404 Error (Not found)

This error is (in the end) always handled inside _error.tsx. However, the error can get there in multiple different ways. One is if a friendly URL page is not found and the following is called in the middleware:

return NextResponse.rewrite(new URL(ERROR_PAGE_ROUTE, request.url), {
    headers: [
        [MIDDLEWARE_STATUS_CODE_KEY, '404'],
        [MIDDLEWARE_STATUS_MESSAGE_KEY, 'Friendly URL page not found'],
    ],
});

As you can see, we do not throw an error, but rather return a rewrite. Through this, the _error.tsx is hit and the error is handled there.

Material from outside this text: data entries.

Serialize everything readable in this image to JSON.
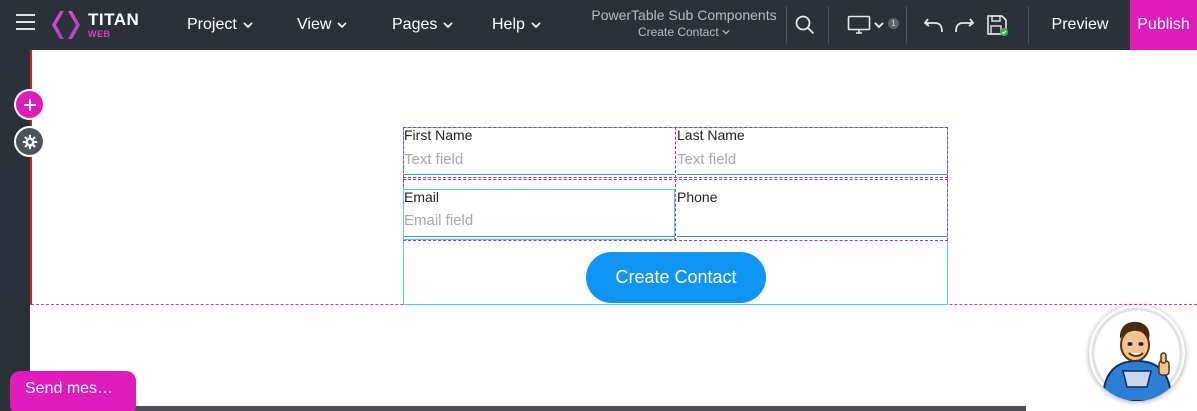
{
  "app": {
    "brand": "TITAN",
    "brand_sub": "WEB",
    "colors": {
      "topbar": "#2b3138",
      "accent": "#e01bbc",
      "button": "#0e95f5"
    }
  },
  "menus": [
    {
      "label": "Project"
    },
    {
      "label": "View"
    },
    {
      "label": "Pages"
    },
    {
      "label": "Help"
    }
  ],
  "page": {
    "project_name": "PowerTable Sub Components",
    "page_name": "Create Contact"
  },
  "toolbar": {
    "device_count": "1",
    "preview_label": "Preview",
    "publish_label": "Publish"
  },
  "form": {
    "first_name_label": "First Name",
    "first_name_placeholder": "Text field",
    "last_name_label": "Last Name",
    "last_name_placeholder": "Text field",
    "email_label": "Email",
    "email_placeholder": "Email field",
    "phone_label": "Phone",
    "submit_label": "Create Contact"
  },
  "chat": {
    "label": "Send mes…"
  },
  "icons": {
    "menu": "hamburger-icon",
    "search": "search-icon",
    "device": "desktop-icon",
    "undo": "undo-icon",
    "redo": "redo-icon",
    "save": "save-icon",
    "add": "plus-icon",
    "settings": "gear-icon"
  }
}
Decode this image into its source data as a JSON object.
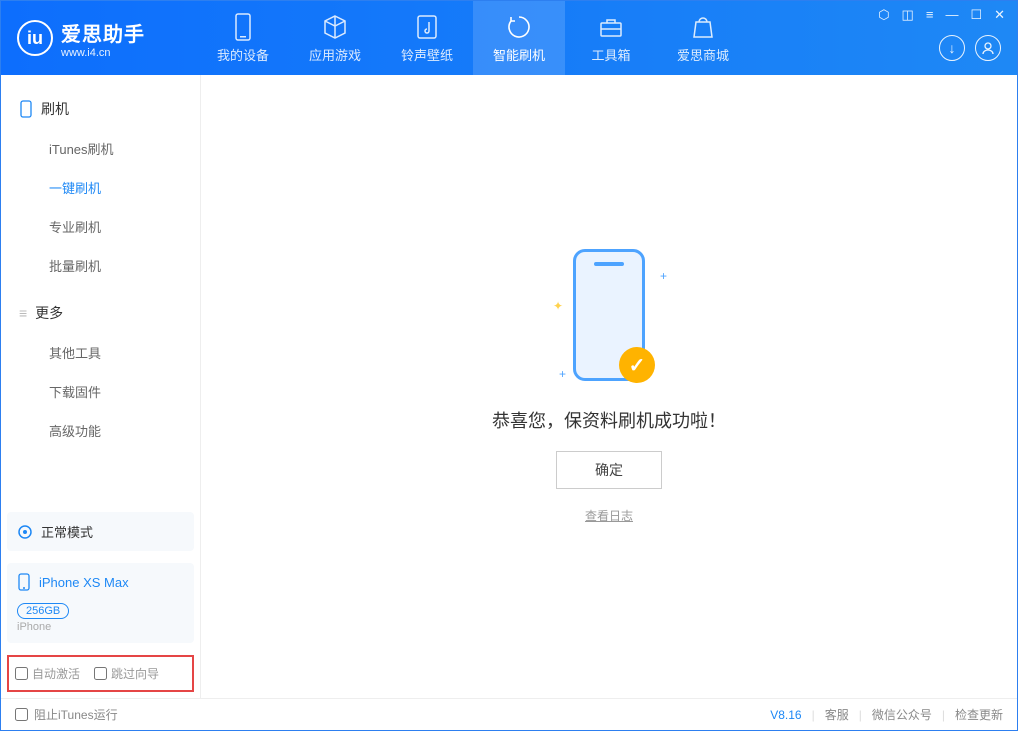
{
  "app": {
    "title": "爱思助手",
    "subtitle": "www.i4.cn"
  },
  "tabs": {
    "device": "我的设备",
    "apps": "应用游戏",
    "ring": "铃声壁纸",
    "flash": "智能刷机",
    "tools": "工具箱",
    "store": "爱思商城"
  },
  "sidebar": {
    "flash_head": "刷机",
    "itunes_flash": "iTunes刷机",
    "one_click": "一键刷机",
    "pro_flash": "专业刷机",
    "batch_flash": "批量刷机",
    "more_head": "更多",
    "other_tools": "其他工具",
    "download_fw": "下载固件",
    "advanced": "高级功能"
  },
  "device": {
    "mode": "正常模式",
    "name": "iPhone XS Max",
    "capacity": "256GB",
    "type": "iPhone"
  },
  "checks": {
    "auto_activate": "自动激活",
    "skip_wizard": "跳过向导"
  },
  "main": {
    "success": "恭喜您，保资料刷机成功啦！",
    "ok": "确定",
    "view_log": "查看日志"
  },
  "footer": {
    "block_itunes": "阻止iTunes运行",
    "version": "V8.16",
    "kefu": "客服",
    "wechat": "微信公众号",
    "update": "检查更新"
  }
}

Another way we can get to the _error.tsx page, is by returning a notFound pointer from getServerSideProps, which you can do either by directly returning{ notFound: true }, or if your page is a friendly URL page, by handling your errors using handleServerSideErrorResponseForFriendlyUrls:

export const getServerSideProps = getServerSidePropsWrapper(
    ({ redisClient, domainConfig, ssrExchange, t }) =>
        async (context) => {
            ...
            if (isRedirectedFromSsr(context.req.headers)) {
                ...
                const serverSideErrorResponse = handleServerSideErrorResponseForFriendlyUrls(
                    categoryDetailResponse.error?.graphQLErrors,
                    categoryDetailResponse.data?.category,
                    context.res,
                );

                if (serverSideErrorResponse) {
                    return serverSideErrorResponse;
                }
            }
            ...
        },
);

The last step is to handle it in the _error.tsx page. You can see that we do not log the exception for 404, as this would flood Sentry. However, we do log it if the errorDebugging is set to `true (env variable is set to 1). Keep this in mind, as having this setting in an environment which includes Sentry might cause a lot of logs.

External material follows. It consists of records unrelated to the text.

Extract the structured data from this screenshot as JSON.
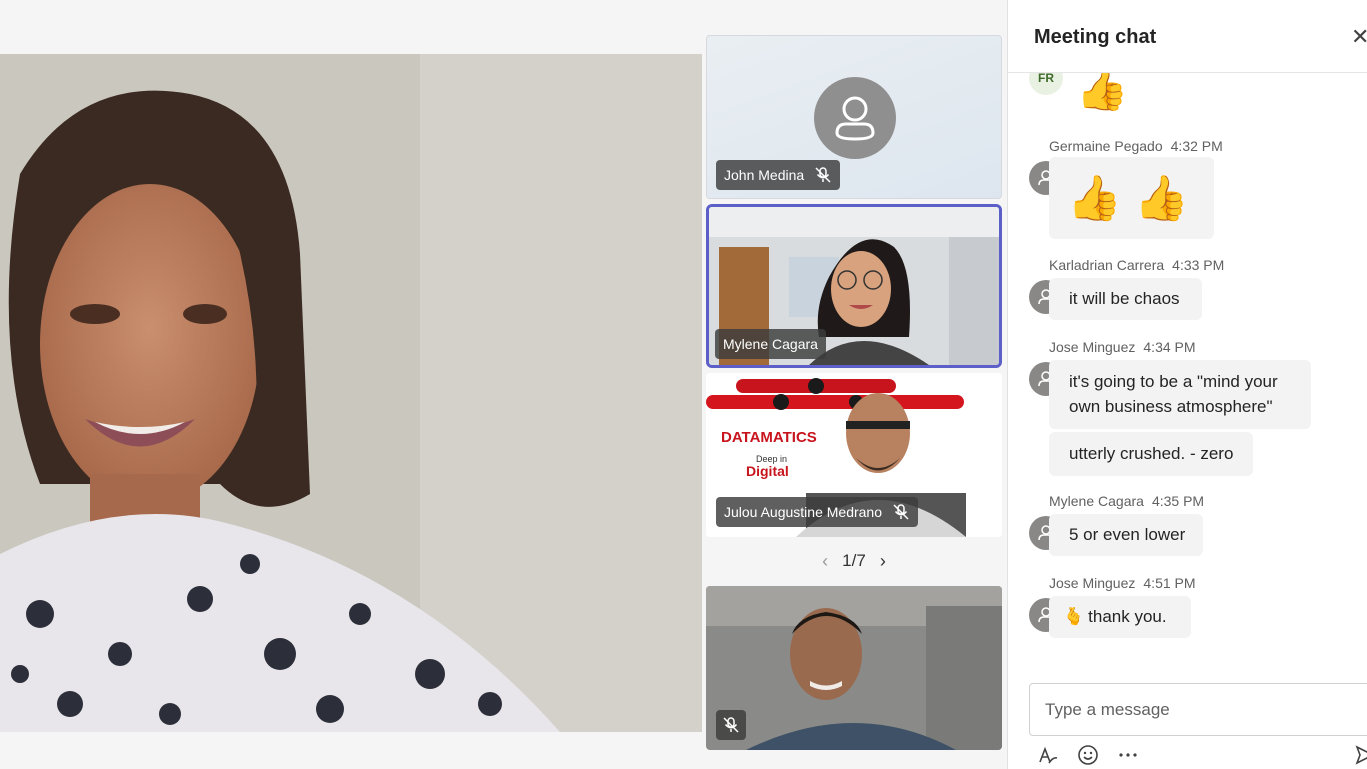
{
  "participants": {
    "john": {
      "name": "John Medina",
      "mic_icon": "mic-off-icon"
    },
    "mylene": {
      "name": "Mylene Cagara"
    },
    "julou": {
      "name": "Julou Augustine Medrano",
      "mic_icon": "mic-off-icon",
      "banner_brand": "DATAMATICS",
      "banner_tagline_1": "Deep in",
      "banner_tagline_2": "Digital"
    },
    "fourth": {
      "mic_icon": "mic-off-icon"
    }
  },
  "pager": {
    "label": "1/7",
    "prev_icon": "chevron-left-icon",
    "next_icon": "chevron-right-icon"
  },
  "chat": {
    "title": "Meeting chat",
    "close_icon": "close-icon",
    "messages": [
      {
        "avatar_initials": "FR",
        "body": "👍"
      },
      {
        "sender": "Germaine Pegado",
        "time": "4:32 PM",
        "body": "👍 👍"
      },
      {
        "sender": "Karladrian Carrera",
        "time": "4:33 PM",
        "body": "it will be chaos"
      },
      {
        "sender": "Jose Minguez",
        "time": "4:34 PM",
        "body": "it's going to be a \"mind your own business atmosphere\""
      },
      {
        "body": "utterly crushed. - zero"
      },
      {
        "sender": "Mylene Cagara",
        "time": "4:35 PM",
        "body": "5 or even lower"
      },
      {
        "sender": "Jose Minguez",
        "time": "4:51 PM",
        "emoji": "🫰",
        "body": "thank you."
      }
    ],
    "composer": {
      "placeholder": "Type a message"
    },
    "toolbar": {
      "format_icon": "format-icon",
      "emoji_icon": "emoji-icon",
      "more_icon": "more-options-icon",
      "send_icon": "send-icon"
    }
  },
  "colors": {
    "accent": "#5b5fc7",
    "bubble": "#f3f3f3",
    "avatar": "#8a8886"
  }
}
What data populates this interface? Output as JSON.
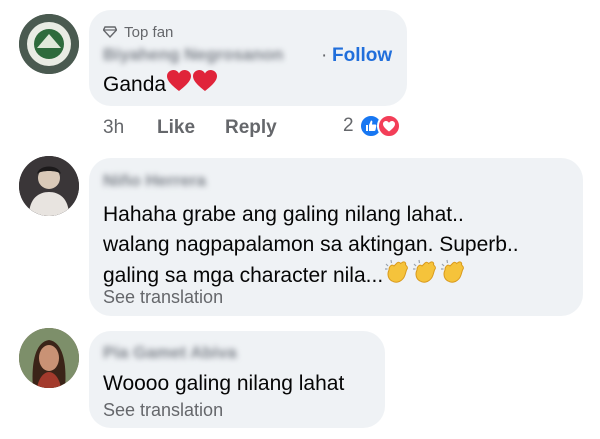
{
  "comments": [
    {
      "badge": "Top fan",
      "author": "Biyaheng Negrosanon",
      "follow_label": "Follow",
      "follow_sep": "·",
      "text": "Ganda",
      "time": "3h",
      "like_label": "Like",
      "reply_label": "Reply",
      "reaction_count": "2",
      "reactions": [
        "like-icon",
        "love-icon"
      ],
      "emojis": [
        "heart-icon",
        "heart-icon"
      ]
    },
    {
      "author": "Niño Herrera",
      "lines": [
        "Hahaha grabe ang galing nilang lahat..",
        "walang nagpapalamon sa aktingan. Superb..",
        "galing sa mga character nila..."
      ],
      "emojis": [
        "clapping-hands-icon",
        "clapping-hands-icon",
        "clapping-hands-icon"
      ],
      "translation_label": "See translation"
    },
    {
      "author": "Pia Gamet Abiva",
      "text": "Woooo galing nilang lahat",
      "translation_label": "See translation"
    }
  ],
  "colors": {
    "bubble": "#eff2f5",
    "link": "#216fdb",
    "muted": "#65676b",
    "heart": "#e0243a",
    "like_blue": "#1877f2"
  }
}
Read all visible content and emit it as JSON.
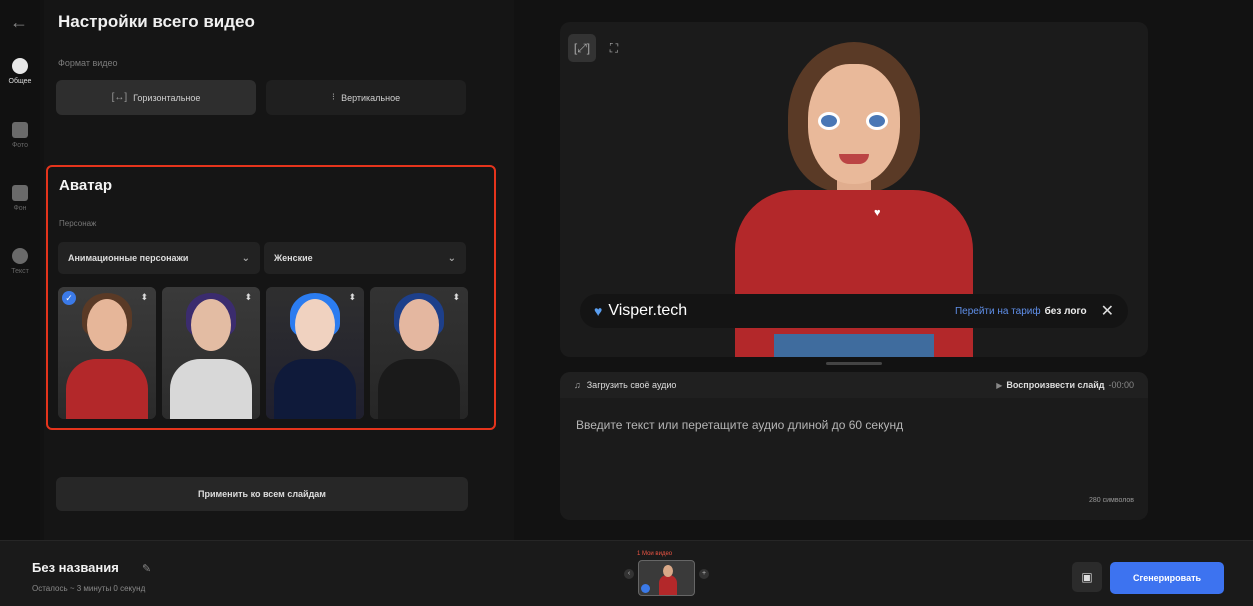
{
  "rail": {
    "items": [
      {
        "label": "Общее",
        "icon": "settings-icon"
      },
      {
        "label": "Фото",
        "icon": "image-icon"
      },
      {
        "label": "Фон",
        "icon": "background-icon"
      },
      {
        "label": "Текст",
        "icon": "text-icon"
      }
    ]
  },
  "settings": {
    "title": "Настройки всего видео",
    "format_label": "Формат видео",
    "format_horizontal": "Горизонтальное",
    "format_vertical": "Вертикальное"
  },
  "avatar": {
    "title": "Аватар",
    "character_label": "Персонаж",
    "type_select": "Анимационные персонажи",
    "gender_select": "Женские",
    "cards": [
      {
        "name": "avatar-red-sweater",
        "selected": true
      },
      {
        "name": "avatar-white-shirt",
        "selected": false
      },
      {
        "name": "avatar-blue-hair",
        "selected": false
      },
      {
        "name": "avatar-dark-hair",
        "selected": false
      }
    ]
  },
  "apply_label": "Применить ко всем слайдам",
  "preview": {
    "brand": "Visper.tech",
    "upgrade_link": "Перейти на тариф",
    "upgrade_suffix": "без лого",
    "close_symbol": "✕"
  },
  "script": {
    "upload_label": "Загрузить своё аудио",
    "play_label": "Воспроизвести слайд",
    "time": "-00:00",
    "placeholder": "Введите текст или перетащите аудио длиной до 60 секунд",
    "char_count": "280 символов"
  },
  "footer": {
    "project_title": "Без названия",
    "remaining": "Осталось ~ 3 минуты 0 секунд",
    "timeline_label": "1 Мои видео",
    "generate_label": "Сгенерировать"
  },
  "colors": {
    "accent": "#3d73f0",
    "highlight_border": "#e5341c"
  }
}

ErrorPage.getInitialProps = getServerSidePropsWrapper(({ redisClient, domainConfig, t }) => async (context: any) => {
    const middlewareStatusCode = Number.parseInt(context.res.getHeader(MIDDLEWARE_STATUS_CODE_KEY) || '');
    ...
    const statusCode = middlewareStatusCode || context.res.statusCode || 500;
    ...

    if (statusCode !== 404 && !isWithErrorDebugging) {
        logException({
            message: err,
            statusCode,
            initServerSidePropsResonse: JSON.stringify(serverSideProps),
            location: 'ErrorPage.getInitialProps.isWithErrorDebugging = false',
        });
    }

    if (isWithErrorDebugging) {
        logException({
            message: err,
            statusCode,
            initServerSidePropsResonse: JSON.stringify(serverSideProps),
            location: 'ErrorPage.getInitialProps.isWithErrorDebugging = true',
        });
        showErrorMessage(err);
    }

    // eslint-disable-next-line require-atomic-updates
    context.res.statusCode = statusCode;
    ...

    return {
        ...props,
        statusCode,
        ...
    } as ErrorPageProps;
});

const ErrorPage: NextPage<ErrorPageProps> = ({ hasGetInitialPropsRun, err, statusCode }): ReactElement => {
    ...
    return statusCode === 404 ? <Error404Content /> : <Error500Content />;
};

Handling friendly URL page errors

If a 'core' GraphQL request for a friendly URL page (e.g. product detail query for the product detail page) fails with a 500 code, an error is directly thrown on Storefront. Both on the client and on the server. On the server, this is handled using handleServerSideErrorResponseForFriendlyUrls, which can be used because we have a direct access to the failed query. On the client, this is done globally in the errorExchange. Here, each operation is checked for a special directive @friendlyUrl. If an operation with such directive fails with a 500 code on the client, an error is thrown. This means that for this mechanism to work, you have to add this directive to your queries, which are considered 'core' queries for your friendly URL pages.